I confided in a friend that my husband doesn’t contribute much financially – barely at all given mental health issues. Now I think the friend disrespects my husband. He and my husband have had their own direct friendship for some time now, which is especially important for my husband as he moved to a new city and appreciates this friendship.
The financial imbalance between my husband and I has definitely been a sore point and cause of stress for us. We are working through it and we are hopeful to get things moving in a better direction.
I regret sharing such personal information with my friend, but I felt I could trust him because we are close. But now when he talks to me in private he says things, on the face of it “jokingly”, asking if my husband has “grown the F up” yet. I feel terrible for my husband, and this also makes me question my marriage, which for every other reason I firmly stand by. I’ve considered trying to speak with him again to clarify, but this would then seem like I’m playing it down. How should I handle this?
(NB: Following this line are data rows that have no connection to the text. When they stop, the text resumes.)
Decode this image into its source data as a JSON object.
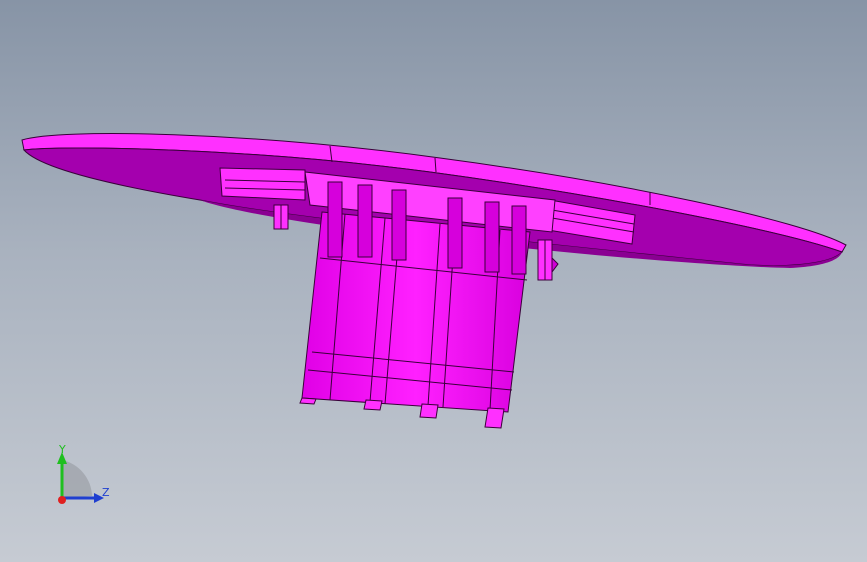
{
  "viewport": {
    "background_top": "#8794a6",
    "background_bottom": "#c6cbd3"
  },
  "model": {
    "part_color": "#ff00ff",
    "shade_dark": "#a000a8",
    "shade_mid": "#d400d8",
    "edge_color": "#3a003a"
  },
  "triad": {
    "y_label": "Y",
    "z_label": "Z",
    "y_color": "#1fbf1f",
    "z_color": "#1f3fd0",
    "x_color": "#e02020"
  }
}
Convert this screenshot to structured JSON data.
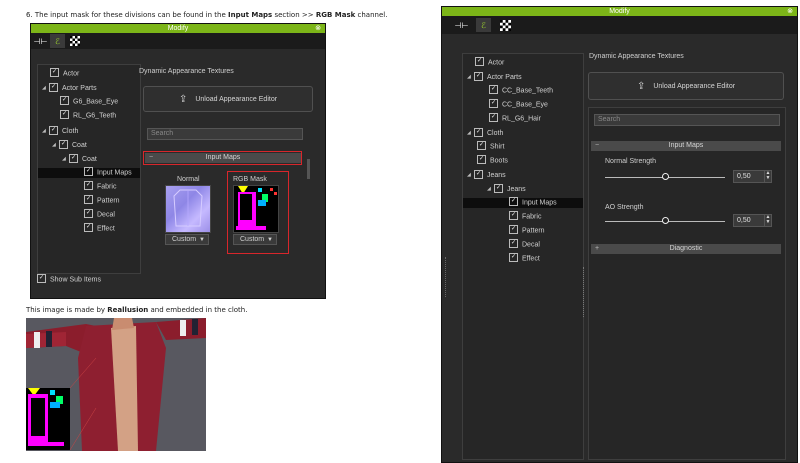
{
  "doc": {
    "step_prefix": "6. The input mask for these divisions can be found in the ",
    "step_bold1": "Input Maps",
    "step_mid": " section >> ",
    "step_bold2": "RGB Mask",
    "step_suffix": " channel.",
    "note_prefix": "This image is made by ",
    "note_bold": "Reallusion",
    "note_suffix": " and embedded in the cloth."
  },
  "left_panel": {
    "title": "Modify",
    "dyn_label": "Dynamic Appearance Textures",
    "unload_label": "Unload Appearance Editor",
    "search_placeholder": "Search",
    "section_label": "Input Maps",
    "tex1_label": "Normal",
    "tex2_label": "RGB Mask",
    "custom1": "Custom",
    "custom2": "Custom",
    "show_sub": "Show Sub Items",
    "tree": [
      {
        "label": "Actor"
      },
      {
        "label": "Actor Parts"
      },
      {
        "label": "G6_Base_Eye"
      },
      {
        "label": "RL_G6_Teeth"
      },
      {
        "label": "Cloth"
      },
      {
        "label": "Coat"
      },
      {
        "label": "Coat"
      },
      {
        "label": "Input Maps"
      },
      {
        "label": "Fabric"
      },
      {
        "label": "Pattern"
      },
      {
        "label": "Decal"
      },
      {
        "label": "Effect"
      }
    ]
  },
  "right_panel": {
    "title": "Modify",
    "dyn_label": "Dynamic Appearance Textures",
    "unload_label": "Unload Appearance Editor",
    "search_placeholder": "Search",
    "section_label": "Input Maps",
    "normal_strength_label": "Normal Strength",
    "normal_strength_value": "0,50",
    "ao_strength_label": "AO Strength",
    "ao_strength_value": "0,50",
    "diagnostic_label": "Diagnostic",
    "tree": [
      {
        "label": "Actor"
      },
      {
        "label": "Actor Parts"
      },
      {
        "label": "CC_Base_Teeth"
      },
      {
        "label": "CC_Base_Eye"
      },
      {
        "label": "RL_G6_Hair"
      },
      {
        "label": "Cloth"
      },
      {
        "label": "Shirt"
      },
      {
        "label": "Boots"
      },
      {
        "label": "Jeans"
      },
      {
        "label": "Jeans"
      },
      {
        "label": "Input Maps"
      },
      {
        "label": "Fabric"
      },
      {
        "label": "Pattern"
      },
      {
        "label": "Decal"
      },
      {
        "label": "Effect"
      }
    ]
  },
  "colors": {
    "titlebar": "#7cb518",
    "highlight_box": "#d8262b",
    "panel_bg": "#2a2a2a"
  }
}
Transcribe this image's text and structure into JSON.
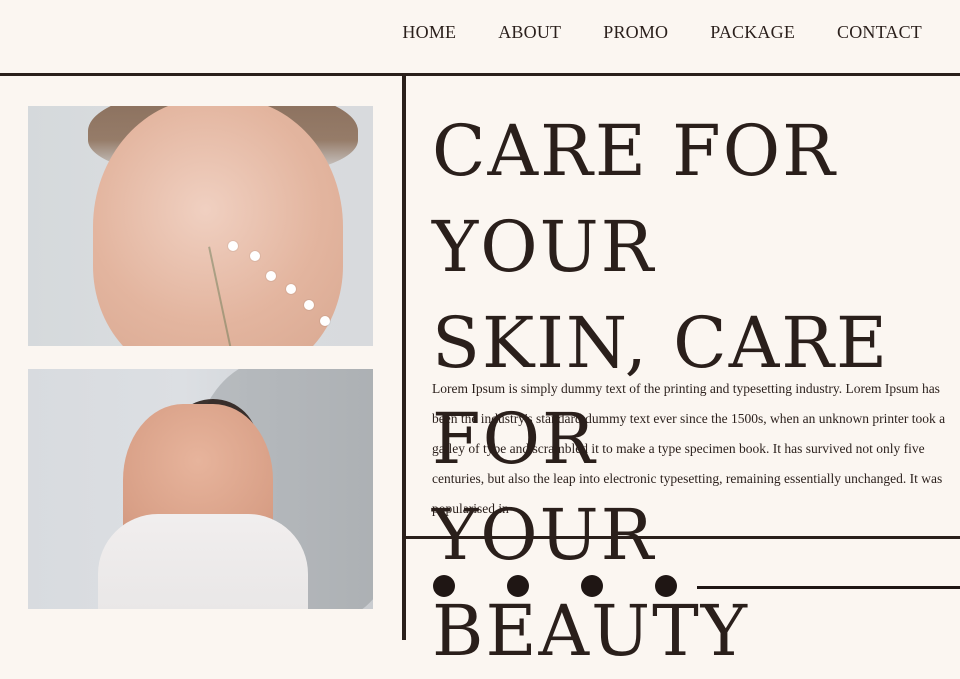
{
  "nav": {
    "items": [
      "HOME",
      "ABOUT",
      "PROMO",
      "PACKAGE",
      "CONTACT"
    ]
  },
  "hero": {
    "headline": "CARE FOR YOUR\nSKIN, CARE FOR\nYOUR BEAUTY",
    "body": "Lorem Ipsum is simply dummy text of the printing and typesetting industry. Lorem Ipsum has been the industry's standard dummy text ever since the 1500s, when an unknown printer took a galley of type and scrambled it to make a type specimen book. It has survived not only five centuries, but also the leap into electronic typesetting, remaining essentially unchanged. It was popularised in"
  },
  "pager": {
    "dots": 4
  },
  "colors": {
    "background": "#fbf6f1",
    "ink": "#2a1f1b"
  }
}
Eleanor says: I once heard a relationship counsellor remark that some kinds of trouble start with the first time you tell one of your spouse’s secrets to someone who isn’t your spouse. Obviously the rule can’t be that we’re never allowed to tell private things about our spouse to others. But it does risk making a strange kind of relationship with the confidante. It can end up feeling like that’s your close relationship, the place where you tell the unvarnished truth, and the marriage is just the place you go home to. As I think you might be feeling a miniature version of right now, it can lead the confidante to feel you have a kind of alliance together, in part defined by the fact you say things there that your spouse might not expect.
This is a real shame, because being able to confide in your friends about things that tax you in your relationship is really important. The trick is balancing the risk of betraying the person we love by telling things they wouldn’t want us to against the risk of betraying ourselves by suffering indefinitely in loyal silence.
So it’s a shame that your friend has started making jokes like this. Whether a given disclosure feels helpful or like betrayal depends a lot on how the other person responds. Their responses can help you process what you’re feeling. Or they can make it feel as if you’re in a secret making-fun-of-spouse club. Even if they come from a place of good humour or “lightening the mood”, it sounds as though these jokes are making it feel more like the latter.
Happily, dynamics like that are often as easy to block as they are to create. You can stop this kind of mockery from being part of the common ground that this friendship permits. Performed bafflement can be great for this. People only make a mocking joke if they’re prepared to gamble they’ll get the laugh. If you make that gamble go badly – if you frown, seem surprised and block the supposition that this is the kind of thing we say around here – that can be a surprisingly effective social sanction. (It’s often a lot more effective than a half-laughed “don’t say that!” which risks feeling like lip service.)
Remember, too, that these kinds of jokes can be ultimately counterproductive for sorting through the relationship issue. You say you stand by your marriage, but that this has been a hard sticking point. To process that, you’ll need to allow that there are more than just the two options of “love husband, no criticisms” on the one hand and “make fun of husband” on the other. You’ll need to find the third space where love and respect are compatible with criticism. By pairing honest criticism with unkind jokes, your friend is ultimately depriving you of that space, reinforcing the idea that criticism necessarily means disloyalty.